The Bauhaus's schools productivity can be divided up into the following main areas, Furniture, Textiles, Metalwork and Typography. Architecture only developed more of an emphasis in the school under the leadership of Mies Van Der Rohe in its later years .


There are many furniture pieces that are very recognizable today that have their origins in the Bauhaus Design school which can be seen in many offices and homes today.


The Breuer Cane Cesca Chair
The Breuer Cane Cesca Chair
The Barcelona Chair by Mies Van der Rohe
The Barcelona Chair by Mies Van der Rohe
The Wassily Chair - Model B3 - Marcel Breuer
The Wassily Chair - Model B3 - Marcel Breuer

Leadership


There were a number of leadership changes in the late 1920's, these happened in the Dessau years, Gropius approached Hannes Meyer to run the architecture programme, Gropius then stepped down and Meyer became director of the school, Meyer was a force for good for the schools profitability, taking some significant building commissions due to his like of economical designs which proved attractive to clients.


But Meyer also caused conflict within the school, his political persuasion was far more left wing and Communist and caused resignations of a number of notable instructors including Herbert Bayer and Marcel Breuer. In 1930, Dessau's mayor was concerned that the Bauhaus schools leadership was becoming far too politicized, opposite to the countries current climate so Meyer was fired in the summer of that year.


The Bauhaus Schools new director became Mies Van Der Rohe in 1930, shortly after the Nazi Party took control of Dessau city council, so the school moved again to another site in Berlin.

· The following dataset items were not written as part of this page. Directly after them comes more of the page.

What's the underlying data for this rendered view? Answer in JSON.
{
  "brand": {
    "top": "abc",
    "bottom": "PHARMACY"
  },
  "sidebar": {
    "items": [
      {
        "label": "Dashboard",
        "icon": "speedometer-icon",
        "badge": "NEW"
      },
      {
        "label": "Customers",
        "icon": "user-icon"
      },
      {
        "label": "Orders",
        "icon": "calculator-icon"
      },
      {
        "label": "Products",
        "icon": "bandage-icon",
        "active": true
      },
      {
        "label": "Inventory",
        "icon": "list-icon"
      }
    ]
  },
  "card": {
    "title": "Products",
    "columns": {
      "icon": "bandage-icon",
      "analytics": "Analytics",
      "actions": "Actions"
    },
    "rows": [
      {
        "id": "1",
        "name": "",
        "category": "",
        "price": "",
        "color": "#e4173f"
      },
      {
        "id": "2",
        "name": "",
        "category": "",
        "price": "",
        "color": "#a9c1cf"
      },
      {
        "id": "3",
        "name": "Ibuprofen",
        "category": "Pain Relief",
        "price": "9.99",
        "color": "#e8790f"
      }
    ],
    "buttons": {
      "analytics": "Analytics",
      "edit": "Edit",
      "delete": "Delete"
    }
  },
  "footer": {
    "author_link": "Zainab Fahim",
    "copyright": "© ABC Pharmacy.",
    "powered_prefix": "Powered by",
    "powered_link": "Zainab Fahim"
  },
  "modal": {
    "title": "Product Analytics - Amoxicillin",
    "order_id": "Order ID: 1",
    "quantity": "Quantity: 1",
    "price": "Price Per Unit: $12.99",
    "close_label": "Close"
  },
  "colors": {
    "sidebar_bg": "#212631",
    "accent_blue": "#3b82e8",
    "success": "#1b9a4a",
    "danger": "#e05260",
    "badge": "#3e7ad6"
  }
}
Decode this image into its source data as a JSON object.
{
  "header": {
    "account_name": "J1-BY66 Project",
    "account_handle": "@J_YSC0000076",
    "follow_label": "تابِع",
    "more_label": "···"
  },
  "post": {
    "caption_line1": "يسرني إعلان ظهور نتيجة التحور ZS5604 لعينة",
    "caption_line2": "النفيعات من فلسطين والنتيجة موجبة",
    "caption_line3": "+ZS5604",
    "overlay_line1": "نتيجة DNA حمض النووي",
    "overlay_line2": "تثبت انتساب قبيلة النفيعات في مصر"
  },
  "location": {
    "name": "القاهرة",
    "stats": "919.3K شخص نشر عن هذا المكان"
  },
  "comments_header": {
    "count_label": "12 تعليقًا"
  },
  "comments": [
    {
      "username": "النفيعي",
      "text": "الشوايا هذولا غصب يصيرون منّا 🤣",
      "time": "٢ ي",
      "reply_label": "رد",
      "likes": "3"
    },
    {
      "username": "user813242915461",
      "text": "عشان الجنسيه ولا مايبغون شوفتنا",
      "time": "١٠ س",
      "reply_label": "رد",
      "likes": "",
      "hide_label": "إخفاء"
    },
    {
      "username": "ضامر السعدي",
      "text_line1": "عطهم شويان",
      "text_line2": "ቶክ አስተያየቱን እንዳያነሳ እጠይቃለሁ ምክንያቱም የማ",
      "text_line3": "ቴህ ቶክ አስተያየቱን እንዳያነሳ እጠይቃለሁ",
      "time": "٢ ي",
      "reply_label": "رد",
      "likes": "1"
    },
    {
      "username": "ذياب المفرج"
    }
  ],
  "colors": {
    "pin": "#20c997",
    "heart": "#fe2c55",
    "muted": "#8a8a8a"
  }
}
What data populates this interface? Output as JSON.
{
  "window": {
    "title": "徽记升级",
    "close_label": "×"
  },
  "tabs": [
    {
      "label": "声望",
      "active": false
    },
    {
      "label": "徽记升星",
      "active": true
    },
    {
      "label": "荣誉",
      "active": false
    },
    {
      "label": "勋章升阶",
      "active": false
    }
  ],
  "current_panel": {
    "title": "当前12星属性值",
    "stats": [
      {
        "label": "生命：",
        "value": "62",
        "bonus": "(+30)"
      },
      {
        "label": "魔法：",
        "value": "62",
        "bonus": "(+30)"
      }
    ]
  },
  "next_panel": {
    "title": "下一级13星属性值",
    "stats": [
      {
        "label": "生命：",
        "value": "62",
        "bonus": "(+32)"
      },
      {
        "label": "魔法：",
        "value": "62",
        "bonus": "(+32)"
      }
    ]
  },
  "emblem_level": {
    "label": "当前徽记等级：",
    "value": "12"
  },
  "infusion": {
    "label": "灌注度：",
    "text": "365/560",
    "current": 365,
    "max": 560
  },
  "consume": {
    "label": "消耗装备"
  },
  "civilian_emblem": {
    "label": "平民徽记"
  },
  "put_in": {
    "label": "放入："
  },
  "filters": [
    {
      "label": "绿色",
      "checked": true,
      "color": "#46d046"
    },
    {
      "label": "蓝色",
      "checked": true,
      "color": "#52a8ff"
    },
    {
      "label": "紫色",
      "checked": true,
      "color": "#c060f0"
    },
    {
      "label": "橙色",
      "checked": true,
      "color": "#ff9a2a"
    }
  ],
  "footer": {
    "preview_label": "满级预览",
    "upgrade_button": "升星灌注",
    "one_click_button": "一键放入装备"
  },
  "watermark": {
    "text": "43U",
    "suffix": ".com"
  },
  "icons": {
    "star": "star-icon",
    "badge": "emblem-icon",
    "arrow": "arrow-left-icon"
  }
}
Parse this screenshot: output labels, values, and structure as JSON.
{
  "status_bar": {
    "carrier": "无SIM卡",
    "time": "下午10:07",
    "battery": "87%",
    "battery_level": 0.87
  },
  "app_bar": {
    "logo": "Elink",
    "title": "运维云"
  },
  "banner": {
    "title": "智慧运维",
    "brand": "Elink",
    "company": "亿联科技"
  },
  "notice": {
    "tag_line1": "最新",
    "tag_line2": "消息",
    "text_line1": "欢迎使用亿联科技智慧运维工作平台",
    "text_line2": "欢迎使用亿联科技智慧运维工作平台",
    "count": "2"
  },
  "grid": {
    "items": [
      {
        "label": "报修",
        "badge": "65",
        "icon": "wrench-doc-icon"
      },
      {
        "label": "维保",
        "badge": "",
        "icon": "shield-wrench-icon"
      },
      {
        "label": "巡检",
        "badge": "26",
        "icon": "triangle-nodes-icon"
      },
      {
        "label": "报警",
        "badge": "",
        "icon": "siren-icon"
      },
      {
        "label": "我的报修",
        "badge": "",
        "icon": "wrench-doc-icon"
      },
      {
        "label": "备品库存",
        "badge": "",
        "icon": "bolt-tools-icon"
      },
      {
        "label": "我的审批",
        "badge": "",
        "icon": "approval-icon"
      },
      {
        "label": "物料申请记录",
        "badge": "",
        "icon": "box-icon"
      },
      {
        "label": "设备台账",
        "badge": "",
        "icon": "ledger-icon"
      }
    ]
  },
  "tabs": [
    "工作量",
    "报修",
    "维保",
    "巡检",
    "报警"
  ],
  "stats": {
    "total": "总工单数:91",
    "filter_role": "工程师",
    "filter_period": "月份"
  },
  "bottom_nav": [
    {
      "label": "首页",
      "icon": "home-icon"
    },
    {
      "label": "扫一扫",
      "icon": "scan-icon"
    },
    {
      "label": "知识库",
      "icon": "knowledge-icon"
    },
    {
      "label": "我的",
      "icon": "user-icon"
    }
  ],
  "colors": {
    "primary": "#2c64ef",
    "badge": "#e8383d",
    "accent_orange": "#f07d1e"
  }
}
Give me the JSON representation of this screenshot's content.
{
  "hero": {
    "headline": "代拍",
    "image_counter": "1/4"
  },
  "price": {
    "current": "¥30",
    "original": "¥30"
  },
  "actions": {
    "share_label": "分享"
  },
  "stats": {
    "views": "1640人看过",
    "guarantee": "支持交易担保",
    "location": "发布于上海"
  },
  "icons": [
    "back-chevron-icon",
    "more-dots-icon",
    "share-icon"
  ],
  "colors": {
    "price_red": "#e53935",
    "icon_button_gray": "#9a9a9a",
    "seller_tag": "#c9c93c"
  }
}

The last year of the schools operation was for obvious reasons a time of much turmoil and conflict, its production of work was limited and the school was finally closed on the 11th April 1933.


It is quite possible to argue that the schools ending in this way was a favorable move for the world of design as a number of its most influential tutors and pupils were scattered across the globe, spreading Bauhaus design ideas that have shaped our world today.


Walter Gropius moved to London and then onward to the USA, and Mies van der Rohe moved to Chicago and became director of architecture in the Illinois school of technology.